Le 6 juin dernier, dans une émission interactive qu’il anime sur les ondes de la radio, Milo FM, un auditeur remonté par les propos tenus par le chef de l’Etat, le 28 mai, contre les cadres malinkés qu’il traitait de malhonnêtes, avait alors dit qu’Alpha Condé, quand il était en France, vivait dans « les maquis ». Cette affirmation a valu à l’auditeur en question d’être accusé de s’être coupable d’outrage au président de la République. Et le journaliste animateur de l’émission, de complicité à cet outrage.
Tout d’abord, quand on est habitué aux débats houleux dans les médias notamment à Conakry, on a du mal à comprendre que cet auditeur soit coupable de ce dont on l’accuse. Le chef de l’Etat a entendu plus que tout cela à Conakry. Récemment même, dans l’enregistrement de son discours privé, Dr. Ousmane Kaba insinuait qu’il était ivre quand il tenait son discours du 28 mai. Pourtant, rien n’est entrepris contre les auteurs de ces propos. Encore que le président de la République lui-même est allé jusqu’à assimiler ses adversaires à des chiens dont il disait qu’on « les laisse aboyer ».

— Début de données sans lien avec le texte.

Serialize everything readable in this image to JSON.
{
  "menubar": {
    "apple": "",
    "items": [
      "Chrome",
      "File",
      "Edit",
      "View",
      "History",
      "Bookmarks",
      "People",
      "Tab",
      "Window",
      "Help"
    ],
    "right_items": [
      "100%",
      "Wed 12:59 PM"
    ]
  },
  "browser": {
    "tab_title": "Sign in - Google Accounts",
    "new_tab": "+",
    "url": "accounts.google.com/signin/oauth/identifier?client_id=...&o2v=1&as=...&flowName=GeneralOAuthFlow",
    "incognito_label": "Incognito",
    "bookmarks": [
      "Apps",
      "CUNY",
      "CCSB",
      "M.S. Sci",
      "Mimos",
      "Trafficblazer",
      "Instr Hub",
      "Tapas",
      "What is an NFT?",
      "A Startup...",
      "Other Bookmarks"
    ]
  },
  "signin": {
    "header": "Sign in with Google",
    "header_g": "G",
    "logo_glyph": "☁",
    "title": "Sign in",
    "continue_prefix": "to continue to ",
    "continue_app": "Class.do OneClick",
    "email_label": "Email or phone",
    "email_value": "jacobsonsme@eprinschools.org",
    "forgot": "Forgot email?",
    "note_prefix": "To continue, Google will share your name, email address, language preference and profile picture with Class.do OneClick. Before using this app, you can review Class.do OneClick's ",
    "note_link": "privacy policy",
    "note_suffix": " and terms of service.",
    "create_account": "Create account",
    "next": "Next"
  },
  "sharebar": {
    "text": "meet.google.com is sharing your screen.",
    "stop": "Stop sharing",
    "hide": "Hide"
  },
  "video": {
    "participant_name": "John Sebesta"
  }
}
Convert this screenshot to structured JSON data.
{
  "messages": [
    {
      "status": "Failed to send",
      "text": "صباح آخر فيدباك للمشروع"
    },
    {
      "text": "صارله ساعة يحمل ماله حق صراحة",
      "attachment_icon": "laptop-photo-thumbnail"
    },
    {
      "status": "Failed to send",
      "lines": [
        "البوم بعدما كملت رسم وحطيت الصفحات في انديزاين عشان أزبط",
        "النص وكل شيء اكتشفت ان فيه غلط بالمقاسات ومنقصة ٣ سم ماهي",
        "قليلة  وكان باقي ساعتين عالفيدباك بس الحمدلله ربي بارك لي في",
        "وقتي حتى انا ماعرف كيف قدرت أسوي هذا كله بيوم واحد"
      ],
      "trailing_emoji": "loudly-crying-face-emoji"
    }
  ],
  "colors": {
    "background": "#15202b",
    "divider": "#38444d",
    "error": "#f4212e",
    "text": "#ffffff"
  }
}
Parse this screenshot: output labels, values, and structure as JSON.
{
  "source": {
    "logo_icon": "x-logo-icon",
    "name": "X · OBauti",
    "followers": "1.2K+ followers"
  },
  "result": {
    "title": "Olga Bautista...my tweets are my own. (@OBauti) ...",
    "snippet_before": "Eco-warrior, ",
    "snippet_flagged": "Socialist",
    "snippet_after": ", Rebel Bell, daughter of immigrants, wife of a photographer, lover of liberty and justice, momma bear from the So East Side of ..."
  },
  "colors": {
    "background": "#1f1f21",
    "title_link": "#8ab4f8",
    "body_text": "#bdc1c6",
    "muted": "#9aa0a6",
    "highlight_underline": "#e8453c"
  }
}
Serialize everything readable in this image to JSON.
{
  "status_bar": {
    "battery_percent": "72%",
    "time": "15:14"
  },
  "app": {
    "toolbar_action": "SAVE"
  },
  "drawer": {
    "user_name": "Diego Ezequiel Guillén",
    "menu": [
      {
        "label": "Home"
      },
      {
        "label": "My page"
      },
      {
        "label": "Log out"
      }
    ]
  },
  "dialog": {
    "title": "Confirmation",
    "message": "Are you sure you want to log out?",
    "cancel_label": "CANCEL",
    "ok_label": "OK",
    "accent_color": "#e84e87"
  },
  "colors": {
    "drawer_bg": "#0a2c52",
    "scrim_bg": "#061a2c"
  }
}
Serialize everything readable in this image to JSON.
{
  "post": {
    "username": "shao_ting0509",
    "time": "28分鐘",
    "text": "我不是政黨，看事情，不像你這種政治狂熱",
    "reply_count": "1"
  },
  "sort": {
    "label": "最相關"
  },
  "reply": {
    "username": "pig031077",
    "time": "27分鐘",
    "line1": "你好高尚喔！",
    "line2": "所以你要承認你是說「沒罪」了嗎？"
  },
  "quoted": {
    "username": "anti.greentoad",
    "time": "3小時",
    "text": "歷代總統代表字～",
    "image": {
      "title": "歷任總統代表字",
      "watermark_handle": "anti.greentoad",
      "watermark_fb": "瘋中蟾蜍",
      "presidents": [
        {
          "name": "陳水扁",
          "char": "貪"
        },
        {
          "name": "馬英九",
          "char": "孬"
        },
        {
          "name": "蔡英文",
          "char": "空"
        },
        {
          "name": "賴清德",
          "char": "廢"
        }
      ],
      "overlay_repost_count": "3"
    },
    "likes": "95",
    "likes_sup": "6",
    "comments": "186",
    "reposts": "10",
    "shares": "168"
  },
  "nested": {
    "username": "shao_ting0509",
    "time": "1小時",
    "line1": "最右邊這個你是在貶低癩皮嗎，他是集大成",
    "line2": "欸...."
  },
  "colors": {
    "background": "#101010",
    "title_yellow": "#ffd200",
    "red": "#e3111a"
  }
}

Par ailleurs, il est encore plus difficile de justifier la condamnation du journaliste. Comment en effet peut-on comprendre sa complicité ? Le principe des émissions interactives, c’est qu’elles se font en direct et par conséquent difficiles à contrôler. Bien entendu, les auditeurs sont d’abord reçus par le réalisateur qui a la latitude de juger du bien-fondé ou non de les faire passer sur les antennes. Mais un auditeur ne peut-il pas se montrer doux aux oreilles du réalisateur et sortir de ses gongs, une fois sur les antennes ? C’est bien possible.
Du coup, il y a des raisons de croire qu’à Kankan, les administrateurs et les juges se soient laissé aller à un excès de zèle.